In 2002, the Connaught Engineering name was purchased by ex-Jaguar engineers Edward Timothy 'Tim' Bishop and Anthony Martindale and was officially founded as a company in 2004. Later that year, Bishop and Martindale announced at the years Goodwood festival that they would build a sports car powered by their own drivetrain.

In 2005, in celebration of Tony Brooks 1955 Syracuse Grand Prix with Connaught, the company announced plans for the Type D sports car. The Type D was a 2.0 litre V10 hybrid sports car producing 300hp, capable of reaching 60mph in 6.2 seconds. Due to its hybrid drivetrain, Connaught received funding from the British Government to produce the car and announced the Type D as the worlds first 'green supercar'. A working prototype of the car was revealed in 2007, although it did not feature the much anticipated hybrid drivetrain, and the price of the car had increased from £35,000 to £45,000.

Connaught later announced that the hybrid version of the Type D was on hold, and the more conventionally powered Type D Syracuse would be sold first in order to raise more money to produce the hybrid drivetrain.

The company subsequently received a grant from the British Government in order to set up a facility in South Wales, although additional funding was still needed, and current chairman Fred-Page Roberts was seeking further funding for the company. During the 2008 financial crisis, the Welsh Government and Connaught's creditor banks failed to meet their commitments to the business, and the level of investment needed to industrialize the company failed to materialize.

Following a failed relaunch in 2014, the company was dissolved in 2016.

Fred Page-Roberts, the company's original backer, also launched a small start-up electric vehicle company, likely based on his experiences in Connaught.

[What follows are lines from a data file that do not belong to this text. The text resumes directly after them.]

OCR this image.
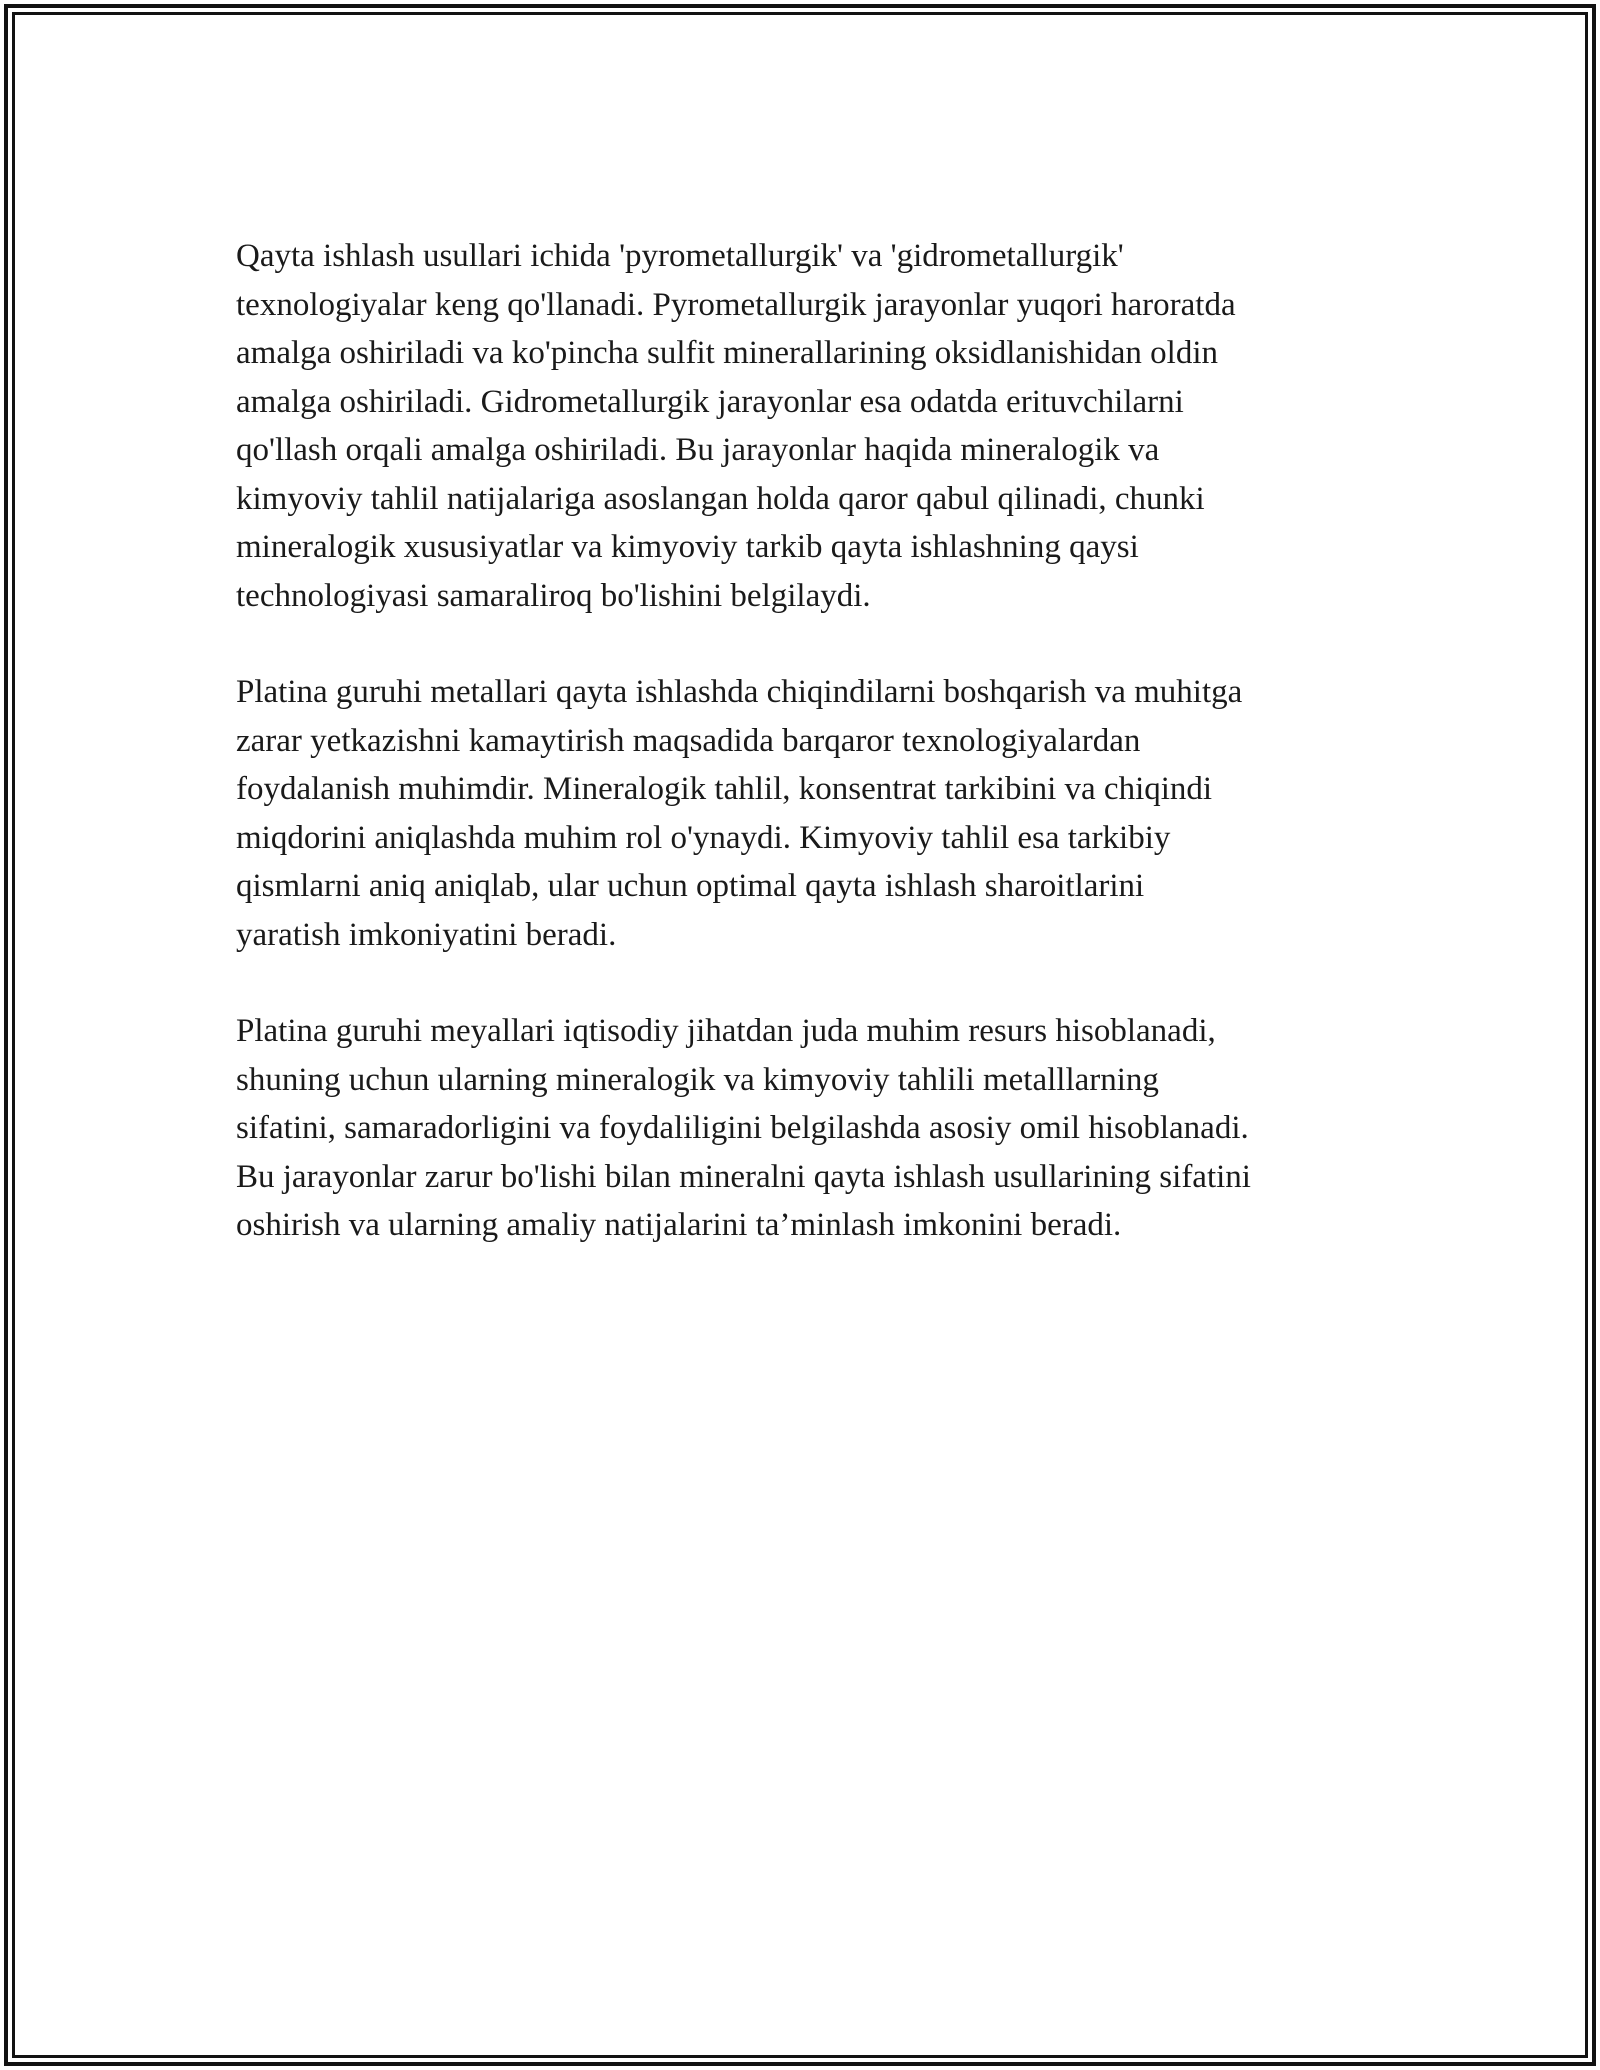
Qayta ishlash usullari ichida 'pyrometallurgik' va 'gidrometallurgik'
texnologiyalar keng qo'llanadi. Pyrometallurgik jarayonlar yuqori haroratda
amalga oshiriladi va ko'pincha sulfit minerallarining oksidlanishidan oldin
amalga oshiriladi. Gidrometallurgik jarayonlar esa odatda erituvchilarni
qo'llash orqali amalga oshiriladi. Bu jarayonlar haqida mineralogik va
kimyoviy tahlil natijalariga asoslangan holda qaror qabul qilinadi, chunki
mineralogik xususiyatlar va kimyoviy tarkib qayta ishlashning qaysi
technologiyasi samaraliroq bo'lishini belgilaydi.

Platina guruhi metallari qayta ishlashda chiqindilarni boshqarish va muhitga
zarar yetkazishni kamaytirish maqsadida barqaror texnologiyalardan
foydalanish muhimdir. Mineralogik tahlil, konsentrat tarkibini va chiqindi
miqdorini aniqlashda muhim rol o'ynaydi. Kimyoviy tahlil esa tarkibiy
qismlarni aniq aniqlab, ular uchun optimal qayta ishlash sharoitlarini
yaratish imkoniyatini beradi.

Platina guruhi meyallari iqtisodiy jihatdan juda muhim resurs hisoblanadi,
shuning uchun ularning mineralogik va kimyoviy tahlili metalllarning
sifatini, samaradorligini va foydaliligini belgilashda asosiy omil hisoblanadi.
Bu jarayonlar zarur bo'lishi bilan mineralni qayta ishlash usullarining sifatini
oshirish va ularning amaliy natijalarini ta’minlash imkonini beradi.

The company is not to be confused with a business that has used the brand for second-hand cars and was fined for selling its cars without a street trading licence.

=== Revival ===
In 2020, Connaught Engineering was acquired by Wales based engineering firm Bevan Davidson International (BDI), bringing back the possibility of production for the Type D. After the takeover, Edward Timothy Bishop retained his place as head of the company. BDI subsequently revealed a sketch of the Connaught Villiers X20, a supercar equipped with a 4.0-litre V20 engine, created by merging two V10 engines together. If produced, the X20 would succeed the Type D as the company's flagship model, albeit remaining a one-off vehicle.